Using the CNN() method, it OOMs before it finishes the scan.
Traceback (most recent call last): File "/home/philglau/dedup_py/main.py", line 85, in <module> search('PyCharm') File "/home/philglau/dedup_py/main.py", line 50, in search encodings = cnn.encode_images(image_dir=image_dir,recursive=True,num_enc_workers=1) ^^^^^^^^^^^^^^^^^^^^^^^^^^^^^^^^^^^^^^^^^^^^^^^^^^^^^^^^^^^^^^^^^^^^^^^ File "/home/philglau/miniconda3/envs/id/lib/python3.11/site-packages/imagededup/methods/cnn.py", line 251, in encode_images return self._get_cnn_features_batch(image_dir=image_dir, recursive=recursive, num_workers=num_enc_workers) ^^^^^^^^^^^^^^^^^^^^^^^^^^^^^^^^^^^^^^^^^^^^^^^^^^^^^^^^^^^^^^^^^^^^^^^^^^^^^^^^^^^^^^^^^^^^^^^^^^^ File "/home/philglau/miniconda3/envs/id/lib/python3.11/site-packages/imagededup/methods/cnn.py", line 146, in _get_cnn_features_batch arr = self.model(ims.to(self.device)) ^^^^^^^^^^^^^^^^^^^^^^^^^^^^^^^ File "/home/philglau/miniconda3/envs/id/lib/python3.11/site-packages/torch/nn/modules/module.py", line 1739, in _wrapped_call_impl
I think the problem is that during the scan, it is reading all the images and, most importantly running apply_mobilenet_preprocess() which is performing a transform on the image on the GPU. However, those transforms are not being consumed ?? In other words it seems like it's trying to scan the entire structure before proceeding with encoding the results??
Or at least that's what it seems like to me. (or perhaps it's doing the encoding, but some parts of the GPU memory are not being released after being consumed.)
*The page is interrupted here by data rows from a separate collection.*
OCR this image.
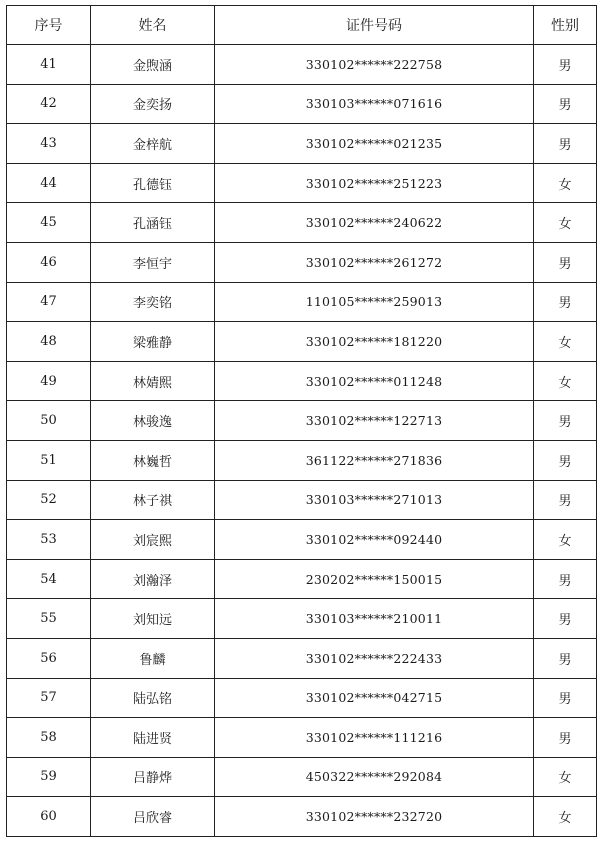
序号	姓名	证件号码	性别
41	金煦涵	330102******222758	男
42	金奕扬	330103******071616	男
43	金梓航	330102******021235	男
44	孔德钰	330102******251223	女
45	孔涵钰	330102******240622	女
46	李恒宇	330102******261272	男
47	李奕铭	110105******259013	男
48	梁雅静	330102******181220	女
49	林婧熙	330102******011248	女
50	林骏逸	330102******122713	男
51	林巍哲	361122******271836	男
52	林子祺	330103******271013	男
53	刘宸熙	330102******092440	女
54	刘瀚泽	230202******150015	男
55	刘知远	330103******210011	男
56	鲁麟	330102******222433	男
57	陆弘铭	330102******042715	男
58	陆进贤	330102******111216	男
59	吕静烨	450322******292084	女
60	吕欣睿	330102******232720	女
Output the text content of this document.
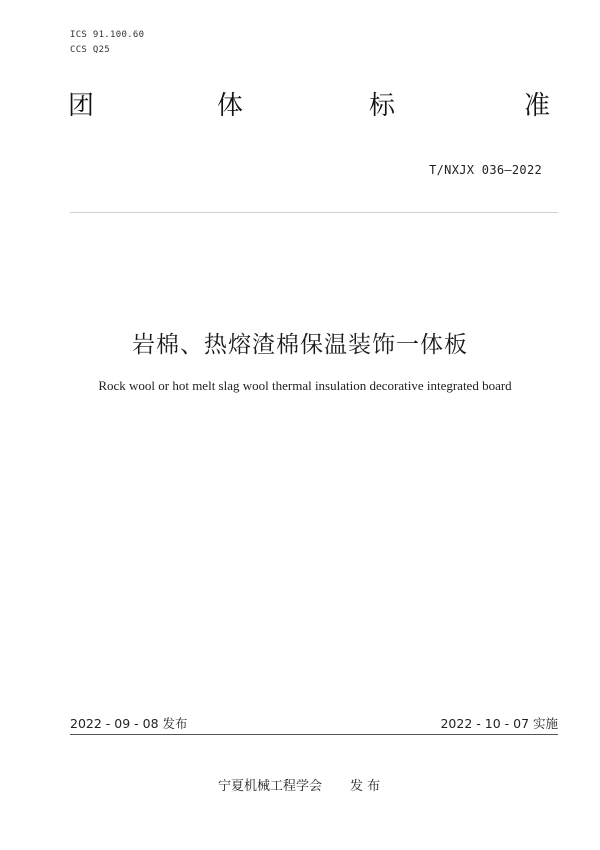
ICS 91.100.60
CCS Q25
团	体	标	准
T/NXJX 036—2022
岩棉、热熔渣棉保温装饰一体板
Rock wool or hot melt slag wool thermal insulation decorative integrated board
2022 - 09 - 08 发布	2022 - 10 - 07 实施
宁夏机械工程学会 发 布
- CNN.encode_images() calls _get_cnn_features_batch
- _get_cnn_features_batch calls img_dataloader(image_dir='mypath)
- img_dataloader calls ImgDataset with a basenet_preprocess set
- ImgDataset.get_item then applies the self.basenet_preprocess
- self.basenet_preprocess then hits apply_mobilenet_preprocess()
- which calls self.transform() which moves the data to the GPU
I believe it's all the apply_mobilenet_preprocess() that are filling the GPU before they have a chance to be consumed be the encoder ??? (or at least that's my guess)
Here's a screen shot from nvtop while CNN.encode_images() is still scanning the directories:
Shortly there after the encode_images() process crashes once the GPU (RTX 3090 with 24GB VRAM) goes OOM. I've tried adjusting the batch size using cnn.batch_size = 16 and other lower numbers but that doesn't make a difference. Still always OOMs.
As shown on the image, memory usage keeps increasing, but there is little or no compute occurring on the GPU during the time it is filling up.
I removed the GPU and it OOMs (main memory) when using Numpy as well. Set num of worker between 0 and 6. The only difference is the speed at which it OOMs main memory.
The directory has 1188 files and is 26GB in size (average image size is 1.8 MB)
# both GPU and CPU version overfill their respective memories.
image_dir = '/path/to/my_files'
cnn = CNN()
# changing the num of workers between 0 and 6 only changes the amount of time it takes to OOM
# 0 = slow time to OOM, 6 = faster time to OOM
# recursive doesn't affect it either
encodings = cnn.encode_images(image_dir=image_dir,recursive=False,num_enc_workers=6)
Your batch_size tuning makes a lot of sense and was indeed my first suspicion, but it's even weirder that crashes without GPU too. Could you test it on a really small set of images? Maybe like 10? Also, which version of the package are you using? (There have been new releases last days, would be great if you could test on the latest one)